If the spectrum is bounded, then by means of holomorphic functional calculus we can extract a projection:

$\displaystyle P = \frac{1}{2\pi i} \intop_\gamma (\lambda - T)^{-1} d\lambda$,

where $\gamma$ encloses the spectrum. Intuitively, this should be thought of as separating the "bounded part" $TP$ (which is indeed bounded, since $T\left(\lambda-T\right)^{-1}=\lambda\left(\lambda-T\right)^{-1}-1$) and the part $T-TP$, which has empty spectrum on $\mathbb{C}$ when restricted to $\ker P$, but should be thought of as having a point at infinity, since indeed its inverse is a bounded operator with spectrum $\{0\}$.


Weidmann gives a proposition to check for boundedness by investigating the numerical range (see proposition 2.51 in german version of Weidmann's 'Lineare Operatoren in Hilberträumen'). This makes sense since the numerical range is the natural object when studying boundedness rather than the spectrum...

It states that for either (a) arbitrary operators on complex Hilbert spaces or (b) not necessarily densely defined symmetric operator operators on arbitrary Hilbert spaces we have:

-->The operator is bounded iff its numerical range is bounded!

For not necessarily bounded normal densely defined operators we have:
(Relaxing to closed ones fails in general as seen in numerical range vs spectrum.)

-->The spectrum is contained in the closure of the numerical range!

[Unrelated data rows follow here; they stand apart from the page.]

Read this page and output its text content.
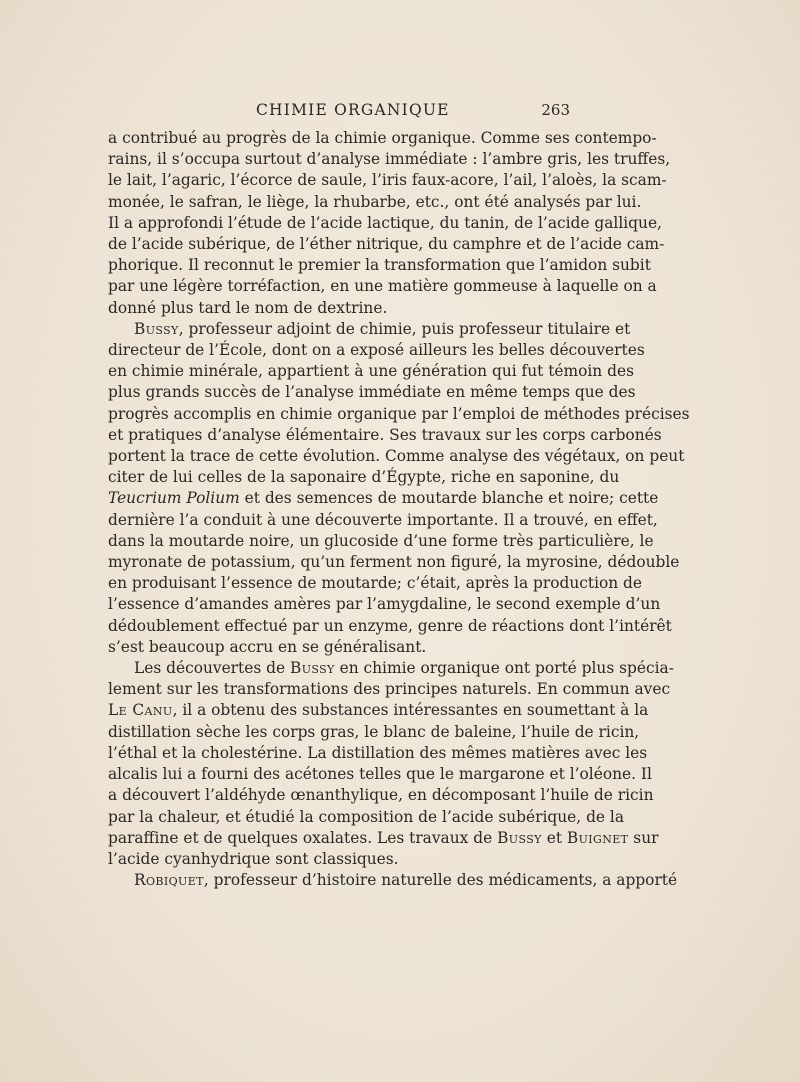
CHIMIE ORGANIQUE	263

a contribué au progrès de la chimie organique. Comme ses contempo-
rains, il s’occupa surtout d’analyse immédiate : l’ambre gris, les truffes,
le lait, l’agaric, l’écorce de saule, l’iris faux-acore, l’ail, l’aloès, la scam-
monée, le safran, le liège, la rhubarbe, etc., ont été analysés par lui.
Il a approfondi l’étude de l’acide lactique, du tanin, de l’acide gallique,
de l’acide subérique, de l’éther nitrique, du camphre et de l’acide cam-
phorique. Il reconnut le premier la transformation que l’amidon subit
par une légère torréfaction, en une matière gommeuse à laquelle on a
donné plus tard le nom de dextrine.

Bussy, professeur adjoint de chimie, puis professeur titulaire et
directeur de l’École, dont on a exposé ailleurs les belles découvertes
en chimie minérale, appartient à une génération qui fut témoin des
plus grands succès de l’analyse immédiate en même temps que des
progrès accomplis en chimie organique par l’emploi de méthodes précises
et pratiques d’analyse élémentaire. Ses travaux sur les corps carbonés
portent la trace de cette évolution. Comme analyse des végétaux, on peut
citer de lui celles de la saponaire d’Égypte, riche en saponine, du
Teucrium Polium et des semences de moutarde blanche et noire; cette
dernière l’a conduit à une découverte importante. Il a trouvé, en effet,
dans la moutarde noire, un glucoside d’une forme très particulière, le
myronate de potassium, qu’un ferment non figuré, la myrosine, dédouble
en produisant l’essence de moutarde; c’était, après la production de
l’essence d’amandes amères par l’amygdaline, le second exemple d’un
dédoublement effectué par un enzyme, genre de réactions dont l’intérêt
s’est beaucoup accru en se généralisant.

Les découvertes de Bussy en chimie organique ont porté plus spécia-
lement sur les transformations des principes naturels. En commun avec
Le Canu, il a obtenu des substances intéressantes en soumettant à la
distillation sèche les corps gras, le blanc de baleine, l’huile de ricin,
l’éthal et la cholestérine. La distillation des mêmes matières avec les
alcalis lui a fourni des acétones telles que le margarone et l’oléone. Il
a découvert l’aldéhyde œnanthylique, en décomposant l’huile de ricin
par la chaleur, et étudié la composition de l’acide subérique, de la
paraffine et de quelques oxalates. Les travaux de Bussy et Buignet sur
l’acide cyanhydrique sont classiques.

Robiquet, professeur d’histoire naturelle des médicaments, a apporté
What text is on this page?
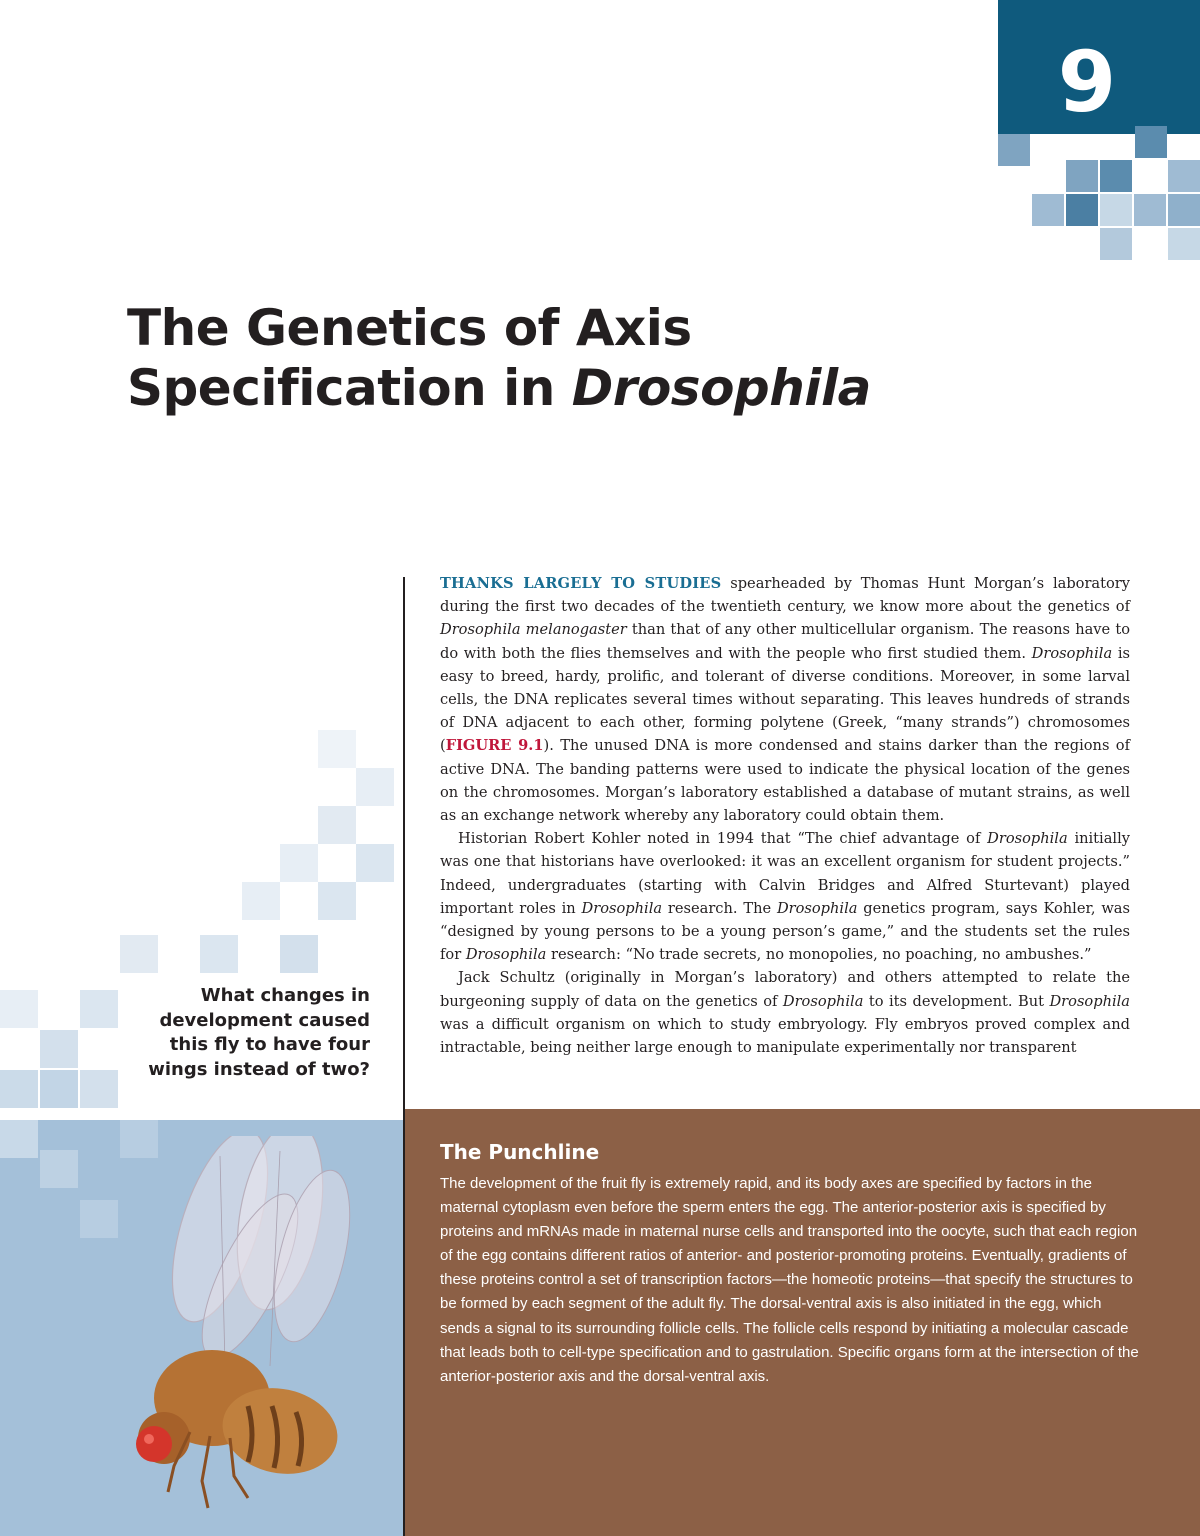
9
The Genetics of Axis
Specification in Drosophila
What changes in development caused this fly to have four wings instead of two?

THANKS LARGELY TO STUDIES spearheaded by Thomas Hunt Morgan’s laboratory during the first two decades of the twentieth century, we know more about the genetics of Drosophila melanogaster than that of any other multicellular organism. The reasons have to do with both the flies themselves and with the people who first studied them. Drosophila is easy to breed, hardy, prolific, and tolerant of diverse conditions. Moreover, in some larval cells, the DNA replicates several times without separating. This leaves hundreds of strands of DNA adjacent to each other, forming polytene (Greek, “many strands”) chromosomes (FIGURE 9.1). The unused DNA is more condensed and stains darker than the regions of active DNA. The banding patterns were used to indicate the physical location of the genes on the chromosomes. Morgan’s laboratory established a database of mutant strains, as well as an exchange network whereby any laboratory could obtain them.

Historian Robert Kohler noted in 1994 that “The chief advantage of Drosophila initially was one that historians have overlooked: it was an excellent organism for student projects.” Indeed, undergraduates (starting with Calvin Bridges and Alfred Sturtevant) played important roles in Drosophila research. The Drosophila genetics program, says Kohler, was “designed by young persons to be a young person’s game,” and the students set the rules for Drosophila research: “No trade secrets, no monopolies, no poaching, no ambushes.”

Jack Schultz (originally in Morgan’s laboratory) and others attempted to relate the burgeoning supply of data on the genetics of Drosophila to its development. But Drosophila was a difficult organism on which to study embryology. Fly embryos proved complex and intractable, being neither large enough to manipulate experimentally nor transparent

The Punchline
The development of the fruit fly is extremely rapid, and its body axes are specified by factors in the maternal cytoplasm even before the sperm enters the egg. The anterior-posterior axis is specified by proteins and mRNAs made in maternal nurse cells and transported into the oocyte, such that each region of the egg contains different ratios of anterior- and posterior-promoting proteins. Eventually, gradients of these proteins control a set of transcription factors—the homeotic proteins—that specify the structures to be formed by each segment of the adult fly. The dorsal-ventral axis is also initiated in the egg, which sends a signal to its surrounding follicle cells. The follicle cells respond by initiating a molecular cascade that leads both to cell-type specification and to gastrulation. Specific organs form at the intersection of the anterior-posterior axis and the dorsal-ventral axis.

So the scheme is as follows: $$A\text{ bounded}\iff\mathcal{W}(A)\text{ bounded}$$ $$N^*N=NN^*:\quad\sigma(N)\subseteq\overline{\mathcal{W}(N)}$$

But apart from that there's (unfortunately) nothing much to say I guess.

By the way if you're more concerned about little subtlties like denseness etc. Weidmann is a good book for. He tries to keep these aspects always (annoyingly or luckily) in discussion.